Fonthill’s adventures started in the Zulu Wars, taking in the defeat at Isandlwana and the victory at Rorke’s Drift, then moved to Afghanistan, and the British triumph at Kandahar, and, in The Diamond Frontier, Fonthill and his constant companion, the dry, canny 352 Jenkins – his first name is Cyril, but he doesn’t like it, and is known by his service number due to the many soldiers named Jenkins in his parent battalion – find themselves en route to England and a few weeks’ rest with Fonthill’s parents when a note from an old friend in trouble diverts them to South Africa, where the diamond trade has exploded with popularity.

Sir Garnet Wolseley and a British army made up of redcoat regulars and plenty of local troops, is poised to attack the bePedi tribe, who, in a similar vein to the Zulu, have been causing trouble, raiding homes along the frontier. The bePedi have already defeated a Boer contingent set to stop them. The British don’t exactly have the best relationship with the Boer, and, of course, there will be open conflict between the two in a few years’.

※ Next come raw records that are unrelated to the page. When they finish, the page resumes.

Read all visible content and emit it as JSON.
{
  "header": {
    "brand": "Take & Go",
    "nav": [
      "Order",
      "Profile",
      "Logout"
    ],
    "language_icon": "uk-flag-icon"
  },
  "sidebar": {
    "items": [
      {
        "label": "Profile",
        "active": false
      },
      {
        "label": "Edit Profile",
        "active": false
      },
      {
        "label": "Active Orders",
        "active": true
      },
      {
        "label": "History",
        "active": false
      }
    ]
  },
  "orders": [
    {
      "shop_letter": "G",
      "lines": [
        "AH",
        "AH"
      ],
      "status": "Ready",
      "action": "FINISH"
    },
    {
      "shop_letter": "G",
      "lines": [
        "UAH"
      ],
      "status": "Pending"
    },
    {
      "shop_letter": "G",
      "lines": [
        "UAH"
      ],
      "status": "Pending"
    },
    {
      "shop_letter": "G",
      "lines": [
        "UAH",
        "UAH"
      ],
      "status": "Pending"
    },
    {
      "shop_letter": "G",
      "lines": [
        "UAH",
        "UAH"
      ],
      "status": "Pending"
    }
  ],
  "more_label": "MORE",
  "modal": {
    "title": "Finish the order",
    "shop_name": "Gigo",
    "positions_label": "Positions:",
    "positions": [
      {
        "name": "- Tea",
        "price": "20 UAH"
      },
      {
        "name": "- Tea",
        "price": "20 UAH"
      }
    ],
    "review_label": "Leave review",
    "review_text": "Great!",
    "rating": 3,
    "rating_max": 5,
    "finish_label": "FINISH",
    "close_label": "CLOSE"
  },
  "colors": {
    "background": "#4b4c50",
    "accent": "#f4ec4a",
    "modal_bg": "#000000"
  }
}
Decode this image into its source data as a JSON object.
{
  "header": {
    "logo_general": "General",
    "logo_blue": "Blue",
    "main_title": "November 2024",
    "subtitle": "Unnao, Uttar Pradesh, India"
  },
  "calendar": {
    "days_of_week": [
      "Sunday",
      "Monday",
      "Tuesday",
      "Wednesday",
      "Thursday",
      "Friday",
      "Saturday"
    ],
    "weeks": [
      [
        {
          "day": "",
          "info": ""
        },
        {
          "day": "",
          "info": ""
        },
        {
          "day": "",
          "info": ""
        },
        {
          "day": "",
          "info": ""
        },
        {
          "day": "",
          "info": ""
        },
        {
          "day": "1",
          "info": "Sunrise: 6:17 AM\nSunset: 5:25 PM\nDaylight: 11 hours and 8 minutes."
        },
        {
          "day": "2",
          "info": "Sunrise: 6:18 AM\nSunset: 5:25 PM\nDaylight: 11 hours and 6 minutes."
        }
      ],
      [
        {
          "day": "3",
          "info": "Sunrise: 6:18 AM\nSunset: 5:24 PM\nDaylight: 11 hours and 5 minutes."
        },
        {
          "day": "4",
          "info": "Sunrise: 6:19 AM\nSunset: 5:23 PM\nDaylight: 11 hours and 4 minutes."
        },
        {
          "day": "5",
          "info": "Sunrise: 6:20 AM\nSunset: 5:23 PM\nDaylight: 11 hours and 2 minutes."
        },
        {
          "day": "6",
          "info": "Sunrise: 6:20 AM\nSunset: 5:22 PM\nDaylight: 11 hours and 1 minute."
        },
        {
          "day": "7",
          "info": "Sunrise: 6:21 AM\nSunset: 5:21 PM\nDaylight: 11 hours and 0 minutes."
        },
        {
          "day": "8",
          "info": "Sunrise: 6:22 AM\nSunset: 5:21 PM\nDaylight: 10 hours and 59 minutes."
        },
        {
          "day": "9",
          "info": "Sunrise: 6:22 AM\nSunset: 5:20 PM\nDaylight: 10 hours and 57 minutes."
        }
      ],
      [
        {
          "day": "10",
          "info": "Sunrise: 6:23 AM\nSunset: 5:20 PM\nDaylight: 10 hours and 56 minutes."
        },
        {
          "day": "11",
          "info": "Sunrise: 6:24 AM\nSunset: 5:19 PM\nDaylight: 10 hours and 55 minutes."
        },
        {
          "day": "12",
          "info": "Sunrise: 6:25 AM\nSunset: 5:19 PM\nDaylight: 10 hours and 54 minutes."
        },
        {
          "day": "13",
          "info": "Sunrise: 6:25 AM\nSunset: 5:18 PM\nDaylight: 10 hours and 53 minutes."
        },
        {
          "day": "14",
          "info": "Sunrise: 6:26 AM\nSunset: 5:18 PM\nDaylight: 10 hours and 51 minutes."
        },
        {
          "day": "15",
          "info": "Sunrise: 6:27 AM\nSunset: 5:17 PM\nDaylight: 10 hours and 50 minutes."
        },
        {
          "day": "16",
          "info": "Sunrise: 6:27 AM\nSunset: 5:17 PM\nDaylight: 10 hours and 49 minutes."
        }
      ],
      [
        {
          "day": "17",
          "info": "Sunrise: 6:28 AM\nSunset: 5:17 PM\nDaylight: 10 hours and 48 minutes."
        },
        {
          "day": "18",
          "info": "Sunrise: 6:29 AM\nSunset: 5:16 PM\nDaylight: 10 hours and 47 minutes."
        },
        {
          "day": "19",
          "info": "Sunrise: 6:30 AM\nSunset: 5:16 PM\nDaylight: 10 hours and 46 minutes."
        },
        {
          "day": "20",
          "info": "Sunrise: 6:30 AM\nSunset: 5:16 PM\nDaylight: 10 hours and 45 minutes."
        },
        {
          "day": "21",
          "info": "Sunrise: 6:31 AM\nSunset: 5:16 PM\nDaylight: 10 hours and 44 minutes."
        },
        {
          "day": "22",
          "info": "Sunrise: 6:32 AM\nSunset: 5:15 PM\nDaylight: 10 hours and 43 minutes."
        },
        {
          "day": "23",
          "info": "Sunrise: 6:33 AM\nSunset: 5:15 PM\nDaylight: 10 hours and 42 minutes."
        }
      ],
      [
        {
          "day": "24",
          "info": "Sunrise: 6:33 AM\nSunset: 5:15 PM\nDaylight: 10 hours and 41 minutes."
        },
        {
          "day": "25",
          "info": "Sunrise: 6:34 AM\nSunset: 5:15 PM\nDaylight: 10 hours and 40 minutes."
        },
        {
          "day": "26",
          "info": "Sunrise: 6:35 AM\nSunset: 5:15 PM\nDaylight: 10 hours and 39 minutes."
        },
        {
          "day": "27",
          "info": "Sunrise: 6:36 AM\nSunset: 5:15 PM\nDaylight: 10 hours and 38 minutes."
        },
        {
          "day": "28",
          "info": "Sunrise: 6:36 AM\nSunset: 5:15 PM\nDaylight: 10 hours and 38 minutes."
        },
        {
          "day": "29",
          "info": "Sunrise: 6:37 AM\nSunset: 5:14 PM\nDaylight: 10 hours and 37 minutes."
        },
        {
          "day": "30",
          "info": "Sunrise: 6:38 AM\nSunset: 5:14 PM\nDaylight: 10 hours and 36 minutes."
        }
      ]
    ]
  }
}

Whilst Fonthill and 352 Jenkins are on the hunt for the daughter of the British spy chief, John Dunn (who made an appearance in the first Fonthill adventure), who, they discover, has been captured by men mixed up in the transport and sale of diamonds on the black market. There’s plenty of action and a few near misses and close shaves for our heroes. The banter between officer and NCO is fantastic. Wilcox has written both characters really, really well.

Making things more complicated is the presence in South Africa of Alice Griffith, the woman Simon loves, and a feisty war correspondent unafraid of upsetting the military chain of command. Lurking around, too, is the man Alice will marry, Fonthill’s greatest adversary, the very proper Colonel Ralph Covington. Every hero needs an enemy, right?

Just like Sharpe, who gets into his fair share of auxiliary adventures, Fonthill and 352 make it back to the army in time to join Wolseley’s push into bePedi territory. Whilst not quite as skilled as Cornwell, Wilcox is still above average when it comes to writing a good battle scene. Generally, the plotting, characterisation and action get better with every book.

I’m looking forward to the next instalment in a series that now stretches from the Zulu Wars (The Horns of the Buffalo) to the outbreak of the First World War (Dust Clouds of War), twelve full-length novels and one short story.